Als Michael Welling am Mittwoch hörte, dass das Spiel seiner Rot-Weissen gegen den MSV Duisburg am Vorabend bis zu 1,3 Millionen Fernsehzuschauer eingeschaltet hatten, bekam der RWE-Vorsitzende „echt eine Gänsehaut. Jetzt habe ich wirklich Tränen in den Augen.“ Zeitweise hatte das Pokalderby zwischen dem Viert- und dem Drittligisten mehr TV-Zuschauer als das Champions-League-Spiel zwischen dem BVB und Real Madrid im Bezahlfernsehen. „Um so mehr macht es mich fertig, dass 50 bis 100 testosterongesteuerte Idioten dafür gesorgt haben, dass heute niemand über dieses geile Spiel und die sensationelle Stimmung spricht.“
Die Rauchschwaden über der Westtribüne, die vermummten Hooligans im Innenraum, die Polizeiketten auf dem Rasen – die Spielunterbrechung sorgte am Tag danach nicht nur an der Hafenstraße für Katerstimmung. Im Rathaus war der Oberbürgermeister immer noch empört. Was Reinhard Paß „wirklich abscheulich“ findet: „Da kommen über 20 000 Zuschauer ins Stadion, um ein Fußballfest zu feiern, und dann machen ein paar Idioten alles kaputt.“
„Das Spiel wäre nicht wieder angepfiffen worden.“
Der OB sieht durch die Randalierer gar den von den RWE-Fans erkämpften „politischen und gesellschaftlichen Konsens“ zum Neubau des 42 Mio. Euro teuren Stadions gefährdet. Auch er selbst habe sich dafür „weit aus dem Fenster gelehnt. Und nach unserem langen Kampf für das Stadion versuchen einige wenige Chaoten, das alles kaputt zu machen.“ Um das zu verhindern, sieht Paß nun auch die RWE-Fans in der Pflicht. An sie appelliert er, „nun klare Kante gegen diese Randalierer zu zeigen.“
Lobende Worte fand der OB für den Polizeieinsatz im Stadion („ruhig und kontrolliert“). Auf einige Zuschauer wirkte der Aufmarsch der fünf Hundertschaften etwa übertrieben. Harald Hagen, der verantwortliche Leiter der Polizeiinspektion Nord, erklärte: „Wir hatten mehr potenzielle Störer im Stadion als beim letzten Derby zwischen BVB und Schalke – und konkrete Hinweise auf die feste Absicht der C-Fans, den Platz zu stürmen.“ Bundesliga-Schiedsrichter Guido Winkmann – übrigens selbst Polizist – habe ihm die Garantie abverlangt, dass die Sicherheit der Spieler nicht gefährdet ist. „Darum konnte ich unsere Kräfte nicht mehr von den Tribünen abziehen“, so Hagen. „Das Spiel wäre nicht wieder angepfiffen worden.“
Allein die Landespolizei war mit 1050 Beamten im Einsatz. Einige Polizisten wurden von den Randalierern aus dem Stadion nach Spielende sogar noch hinter der Westtribüne attackiert. Hagen ist zuversichtlich, dass die Hooligans von der West – unter ihnen auch solche aus Bremen und Wien – mit Hilfe der Videoaufzeichnungen überführt werden können.

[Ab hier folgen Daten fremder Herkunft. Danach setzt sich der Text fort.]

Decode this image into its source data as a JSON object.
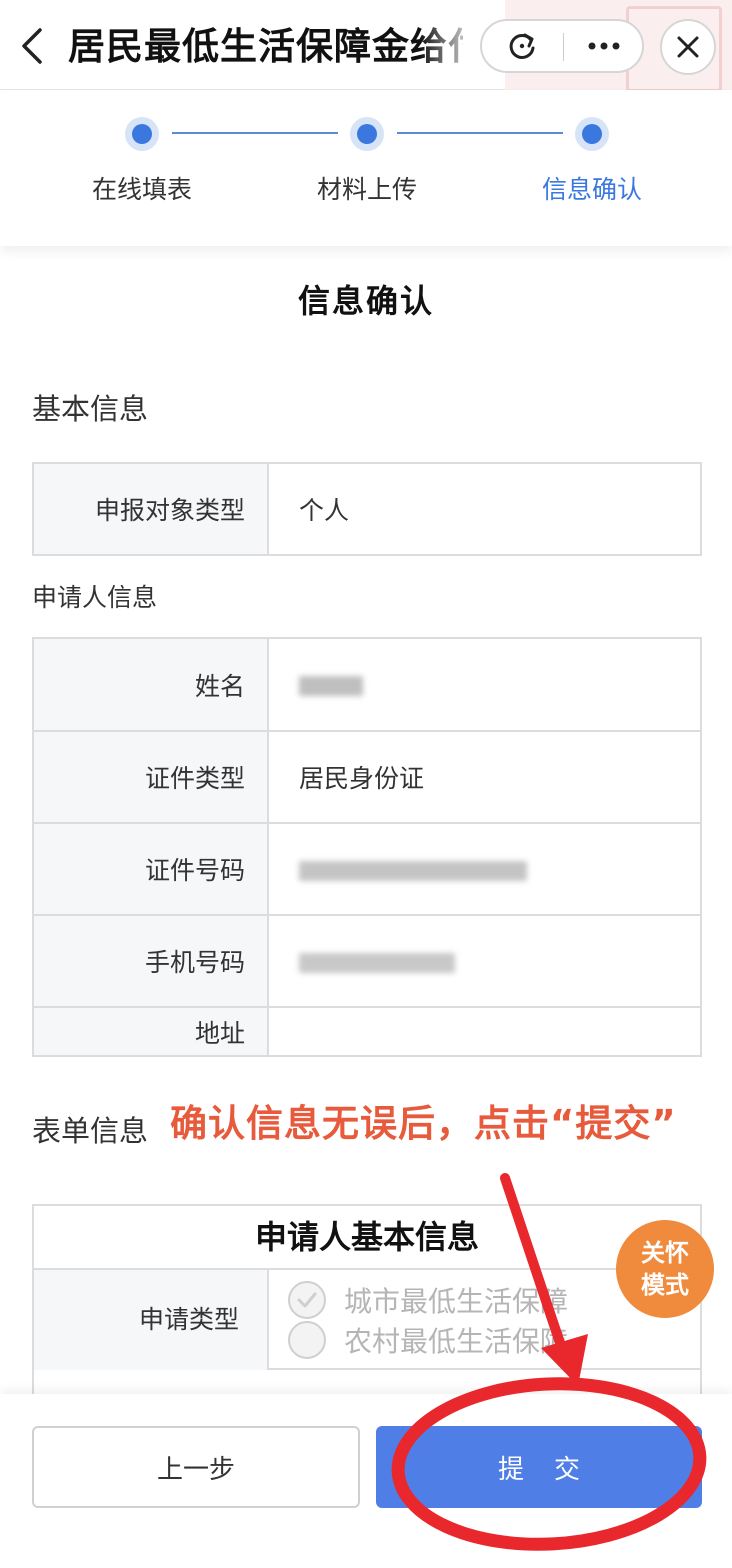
{
  "header": {
    "title": "居民最低生活保障金给付",
    "icons": {
      "back": "chevron-left-icon",
      "refresh": "refresh-icon",
      "more": "more-dots-icon",
      "close": "close-icon"
    }
  },
  "stepper": {
    "steps": [
      {
        "label": "在线填表"
      },
      {
        "label": "材料上传"
      },
      {
        "label": "信息确认"
      }
    ],
    "active_index": 2,
    "accent_color": "#3a78e0"
  },
  "page_heading": "信息确认",
  "basic_info": {
    "section_title": "基本信息",
    "rows": [
      {
        "key": "申报对象类型",
        "value": "个人"
      }
    ]
  },
  "applicant_info": {
    "section_title": "申请人信息",
    "rows": [
      {
        "key": "姓名",
        "value": ""
      },
      {
        "key": "证件类型",
        "value": "居民身份证"
      },
      {
        "key": "证件号码",
        "value": ""
      },
      {
        "key": "手机号码",
        "value": ""
      },
      {
        "key": "地址",
        "value": ""
      }
    ]
  },
  "form_info": {
    "section_title": "表单信息",
    "annotation": "确认信息无误后，点击“提交”",
    "annotation_color": "#e85a3c",
    "table_header": "申请人基本信息",
    "application_type": {
      "key": "申请类型",
      "options": [
        {
          "label": "城市最低生活保障",
          "checked": true
        },
        {
          "label": "农村最低生活保障",
          "checked": false
        }
      ]
    }
  },
  "care_mode": {
    "label_line1": "关怀",
    "label_line2": "模式",
    "color": "#f08a3c"
  },
  "footer": {
    "prev_label": "上一步",
    "submit_label": "提交",
    "submit_color": "#4f7fe6"
  }
}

Randalierer öffneten Fluchttor von außen
Die Klinke am Fluchttor zum Innenraum hatten diese übrigens von außen geöffnet, sagt Andreas Hillebrand, Geschäftsführer des Stadionbetreibers GVE: „Sie sind über den Zaun geklettert und konnten den Fluchtweg mit ihren Füßen entriegeln.“ Von Ordnern könne „niemand erwarten, sich diesen Leuten in den Weg zu stellen.“
RWE-Chef Welling will sie „rigoros und schnellstmöglich bestrafen.“ Identifizierte sollen mehrere Jahre aus den Stadien verbannt werden. Strafrechtlich, so Hagen, seien sie kaum zu belangen.
Über die Strafe für RWE berät nun der Fußballverband Niederrhein (FVN). „Der Pokalspielleiter macht eine Meldung an die Spruchkammer. Sie wird dann Stellungnahmen der Clubs einholen und entsprechende Strafen aussprechen“, erklärte FVN-Sprecher Peter Hambüchen. Wahrscheinlich ist eine hohe Geldstrafe. Noch mehr gestraft aber ist Rot-Weiss Essen ohnehin mit dem versauten Pokalabend.